Transport User Voice – Just how late is your train?
31 July 2017
Delayed rail passengers will soon get minute-by-minute scrutiny of late-running trains with the arrival of a new punctuality measure.
Train times will now be recorded and publicised to the minute replacing the existing Public Performance Measure. Commuter services are currently ‘late’ if they are more than five minutes behind schedule, or ten on longer journeys. The new punctuality standard from the Rail Delivery Group (RDG) will also measure a train’s punctuality at every station, instead of on arrival at the final destination.
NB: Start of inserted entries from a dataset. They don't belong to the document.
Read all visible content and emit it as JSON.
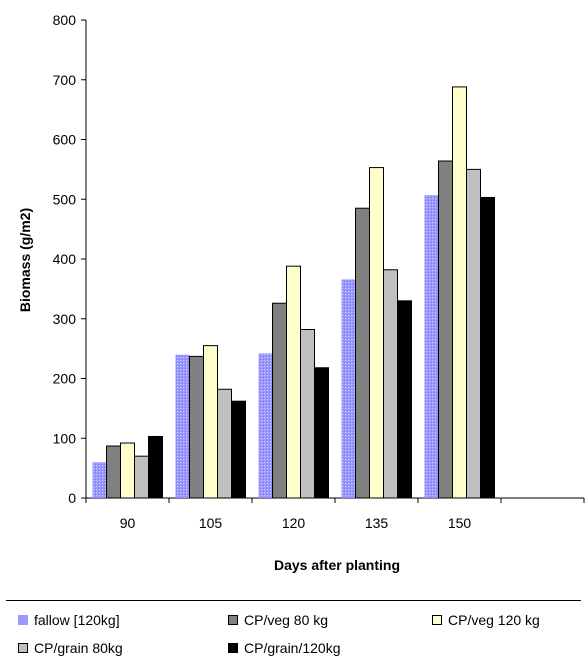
{
  "chart_data": {
    "type": "bar",
    "xlabel": "Days after planting",
    "ylabel": "Biomass (g/m2)",
    "ylim": [
      0,
      800
    ],
    "yticks": [
      0,
      100,
      200,
      300,
      400,
      500,
      600,
      700,
      800
    ],
    "categories": [
      "90",
      "105",
      "120",
      "135",
      "150",
      ""
    ],
    "grid": false,
    "legend_position": "bottom",
    "series": [
      {
        "name": "fallow [120kg]",
        "color": "#9999ff",
        "values": [
          60,
          240,
          242,
          366,
          507,
          null
        ]
      },
      {
        "name": "CP/veg 80 kg",
        "color": "#808080",
        "values": [
          87,
          237,
          326,
          485,
          564,
          null
        ]
      },
      {
        "name": "CP/veg 120 kg",
        "color": "#ffffcc",
        "values": [
          92,
          255,
          388,
          553,
          688,
          null
        ]
      },
      {
        "name": "CP/grain 80kg",
        "color": "#c0c0c0",
        "values": [
          70,
          182,
          282,
          382,
          550,
          null
        ]
      },
      {
        "name": "CP/grain/120kg",
        "color": "#000000",
        "values": [
          103,
          162,
          218,
          330,
          503,
          null
        ]
      }
    ]
  }
}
Over the past year we have worked alongside the RDG to develop the new standard for train punctuality. We hope that adopting a more transparent measure will encourage an even greater focus on more trains running on time. This is consistently passengers’ highest priority.
Transport Focus has long called for a new right-time measure and is a considerable win for passengers. Passengers tell us they want a reliable, on-time train service. How that performance is measured and reported should, our research shows, closely mirror passengers’ real life experience otherwise trust will not build up. This a positive first step for passengers which in the long term will hopefully result in operators making more trains run on time.
Back in 2015, our report Train punctuality: the passenger perspective revealed the gulf between what passengers and rail industry consider ‘late’. The survey of more than 10,000 people highlighted how differences between what passengers think about ‘on-time’ trains and what the rail industry currently delivers is contributing to lower passenger satisfaction.
Passengers expect ‘on time’ to mean a train arriving within one minute of the scheduled time, not the current industry standard of five minutes (or 10 minutes for long-distance trains). Passengers told us they had low awareness of the current performance measures and a lack of trust in how the rail industry measured train punctuality. For every minute of lateness, that is, after scheduled arrival time, overall passenger satisfaction declined by one and a half percentage points. Among commuters the decline in overall satisfaction was steeper at three percentage points per minute of lateness.
The new figures will be published at a national level on the website of the Rail Delivery Group. Information for individual train operators is expected to be published on their websites by April 2018 and passengers will be able to find out the punctuality record of any individual service at www.mytrainjourney.co.uk.